Les négociations budgétaires : un test de résistance pour le Parlement européen
Les négociations à venir sur le prochain budget de l’UE — un bras de fer entre les institutions européennes portant sur la répartition de plus de 1 000 milliards d’euros sur sept ans — s’annoncent décisives pour la crédibilité du Parlement européen.
Les négociations à venir sur le prochain budget de l’UE — un bras de fer entre les institutions européennes portant sur la répartition de plus de 1 000 milliards d’euros sur sept ans — s’annoncent décisives pour la crédibilité du Parlement européen.
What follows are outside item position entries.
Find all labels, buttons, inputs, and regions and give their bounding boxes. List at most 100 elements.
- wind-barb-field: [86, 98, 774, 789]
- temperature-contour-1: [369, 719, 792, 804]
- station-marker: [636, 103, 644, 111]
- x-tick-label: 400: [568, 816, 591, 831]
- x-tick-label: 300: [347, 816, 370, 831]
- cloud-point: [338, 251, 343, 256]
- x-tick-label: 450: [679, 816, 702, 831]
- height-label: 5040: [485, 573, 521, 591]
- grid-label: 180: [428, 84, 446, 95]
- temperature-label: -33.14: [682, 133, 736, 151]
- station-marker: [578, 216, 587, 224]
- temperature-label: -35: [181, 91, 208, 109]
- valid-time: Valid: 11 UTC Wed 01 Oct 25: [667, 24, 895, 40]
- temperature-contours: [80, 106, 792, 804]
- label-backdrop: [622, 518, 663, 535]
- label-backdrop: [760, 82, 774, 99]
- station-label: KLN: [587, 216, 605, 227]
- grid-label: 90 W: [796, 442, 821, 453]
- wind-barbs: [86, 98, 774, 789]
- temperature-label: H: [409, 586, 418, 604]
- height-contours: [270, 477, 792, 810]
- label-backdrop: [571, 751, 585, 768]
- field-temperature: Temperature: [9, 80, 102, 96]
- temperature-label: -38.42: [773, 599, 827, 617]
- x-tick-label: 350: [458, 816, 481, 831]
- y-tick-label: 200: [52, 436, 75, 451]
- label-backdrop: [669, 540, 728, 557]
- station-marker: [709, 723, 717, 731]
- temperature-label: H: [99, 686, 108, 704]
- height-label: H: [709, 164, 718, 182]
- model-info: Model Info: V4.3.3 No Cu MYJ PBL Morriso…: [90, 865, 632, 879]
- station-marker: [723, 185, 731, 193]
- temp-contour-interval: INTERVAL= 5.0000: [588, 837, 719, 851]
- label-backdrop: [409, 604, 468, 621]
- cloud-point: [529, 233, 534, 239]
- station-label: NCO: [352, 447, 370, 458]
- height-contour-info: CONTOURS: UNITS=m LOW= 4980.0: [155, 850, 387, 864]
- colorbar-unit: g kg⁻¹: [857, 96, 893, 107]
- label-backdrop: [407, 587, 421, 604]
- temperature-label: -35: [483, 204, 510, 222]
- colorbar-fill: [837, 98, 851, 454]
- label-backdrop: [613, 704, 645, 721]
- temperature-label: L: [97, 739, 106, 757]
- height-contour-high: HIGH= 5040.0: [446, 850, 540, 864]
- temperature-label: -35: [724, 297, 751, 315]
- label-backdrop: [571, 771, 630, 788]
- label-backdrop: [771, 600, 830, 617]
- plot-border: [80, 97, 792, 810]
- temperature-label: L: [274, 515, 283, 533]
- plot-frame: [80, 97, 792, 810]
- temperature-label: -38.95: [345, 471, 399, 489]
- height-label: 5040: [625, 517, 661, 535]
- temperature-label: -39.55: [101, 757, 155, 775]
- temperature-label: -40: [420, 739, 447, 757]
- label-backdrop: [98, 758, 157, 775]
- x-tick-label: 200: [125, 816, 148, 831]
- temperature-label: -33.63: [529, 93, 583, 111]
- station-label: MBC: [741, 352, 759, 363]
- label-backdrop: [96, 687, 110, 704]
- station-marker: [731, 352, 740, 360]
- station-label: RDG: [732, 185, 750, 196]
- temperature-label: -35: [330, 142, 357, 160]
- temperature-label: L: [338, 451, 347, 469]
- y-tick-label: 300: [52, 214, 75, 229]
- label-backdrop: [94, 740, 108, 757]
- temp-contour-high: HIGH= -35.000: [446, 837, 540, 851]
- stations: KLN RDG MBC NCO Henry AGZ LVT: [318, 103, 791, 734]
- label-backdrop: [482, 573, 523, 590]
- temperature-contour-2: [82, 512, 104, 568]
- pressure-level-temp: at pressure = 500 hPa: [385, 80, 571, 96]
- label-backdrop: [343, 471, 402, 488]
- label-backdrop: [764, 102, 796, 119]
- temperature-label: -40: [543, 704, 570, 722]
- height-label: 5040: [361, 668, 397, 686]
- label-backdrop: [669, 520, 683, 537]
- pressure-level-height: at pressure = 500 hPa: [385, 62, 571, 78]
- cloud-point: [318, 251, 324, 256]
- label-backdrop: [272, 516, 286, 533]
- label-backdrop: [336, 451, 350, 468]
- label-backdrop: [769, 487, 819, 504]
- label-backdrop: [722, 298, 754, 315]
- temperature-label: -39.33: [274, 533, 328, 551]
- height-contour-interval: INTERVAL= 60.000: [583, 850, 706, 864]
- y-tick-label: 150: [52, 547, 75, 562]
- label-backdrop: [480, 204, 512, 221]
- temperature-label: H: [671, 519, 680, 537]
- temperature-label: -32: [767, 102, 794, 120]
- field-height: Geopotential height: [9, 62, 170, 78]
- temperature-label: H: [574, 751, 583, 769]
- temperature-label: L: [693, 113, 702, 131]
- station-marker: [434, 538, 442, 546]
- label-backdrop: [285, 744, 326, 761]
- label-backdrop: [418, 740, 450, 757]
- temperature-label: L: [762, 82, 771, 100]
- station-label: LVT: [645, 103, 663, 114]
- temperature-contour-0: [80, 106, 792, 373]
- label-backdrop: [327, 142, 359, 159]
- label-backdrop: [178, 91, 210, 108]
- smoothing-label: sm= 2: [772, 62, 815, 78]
Le coup d’envoi des négociations sera donné dans un mois, lorsque la Commission européenne présentera son projet de cadre financier pluriannuel (CFP) pour la période 2028-2034. Les tractations devraient se prolonger jusqu’à la mi-2027, un calendrier qui coïncidera avec la prochaine élection présidentielle en France.
Avant même la présentation du projet par la Commission, les eurodéputés ont fait entendre leurs revendications, notamment concernant une augmentation du budget.
Mardi 17 juin à Strasbourg, la cheffe de file des Socialistes et Démocrates européens (S&D) Iratxe García Pérez a prévenu qu’il ne fallait pas toucher au Fonds social européen, destiné à soutenir l’emploi. De son côté, le président du Parti populaire européen (PPE), Manfred Weber, a averti que le budget septennal ne devait pas devenir un « distributeur automatique » pour les gouvernements nationaux.
Cependant, un an après des élections européennes qui ont abouti à un Parlement plus fragmenté et moins affirmé, les eurodéputés semblent mal armés pour peser sur le débat. Le véritable affrontement devrait plutôt opposer les puissants États membres de l’UE entre eux, et ces derniers et la Commission.
Les lignes de fracture entre États membres
Si certains pays autrefois « frugaux » comma le Danemark sont aujourd’hui plus enclins à dépenser, notamment en matière de défense, l’Allemagne reste fermement opposée à une hausse des contributions nationales au budget de l’Union.
D’autres débats importants porteront sur un modèle opaque de conditionnement des fonds à des réformes, proposé par la Commission et soutenu par Berlin, ainsi que sur la question de savoir si le projet de la présidente de l’exécutif européen, Ursula von der Leyen, visant à consolider son pouvoir en fusionnant plusieurs programmes en une poignée de méga-fonds, sera accepté par les États plus dépensiers.
Un Parlement docile et dispersé
Alors que le Parlement européen a progressivement renforcé ses pouvoirs ces dernières décennies, cette dynamique semble aujourd’hui enrayée. Par exemple, le Parlement n’a obtenu que peu de concessions lorsqu’il a approuvé l’ensemble des 27 commissaires européens l’année dernière. En cause : l’hégémonie du PPE, qui domine les trois principales institutions européennes et qui neutralise toute tentative de bras de fer entre les organes de l’Union.
En effet, treize des 27 commissaires européens, ainsi que la présidente de la Commission européenne elle-même appartiennent au PPE, et douze chefs d’État et de gouvernement représentent actuellement la famille politique de centre-droit aux réunions du Conseil européen.
La présidente du Parlement, Roberta Metsola, a récemment passé plus de temps à répondre à des spéculations sur un éventuel retour en politique nationale à Malte qu’à renforcer l’autorité de l’assemblée. Parallèlement, les discussions visant à améliorer les relations entre le Parlement et la Commission piétinent.
De plus, sous l’impulsion d’Ursula von der Leyen, le Parlement a été mis à plusieurs reprises à l’écart et a accédé à ses demandes d’accélération des processus législatifs via une procédure entraînant une réduction de son rôle essentiel de contrôle. La procédure d’urgence a été largement employée ces derniers mois — qu’il s’agisse de la production d’armes, de la simplification administrative ou de la révision du statut de protection des loups.
Le chef du PPE, Manfred Weber, a défendu le recours à la procédure d’urgence en affirmant qu’elle permet à tous les députés européens de voter en séance plénière et qu’elle répond au besoin de décisions rapides de l’économie.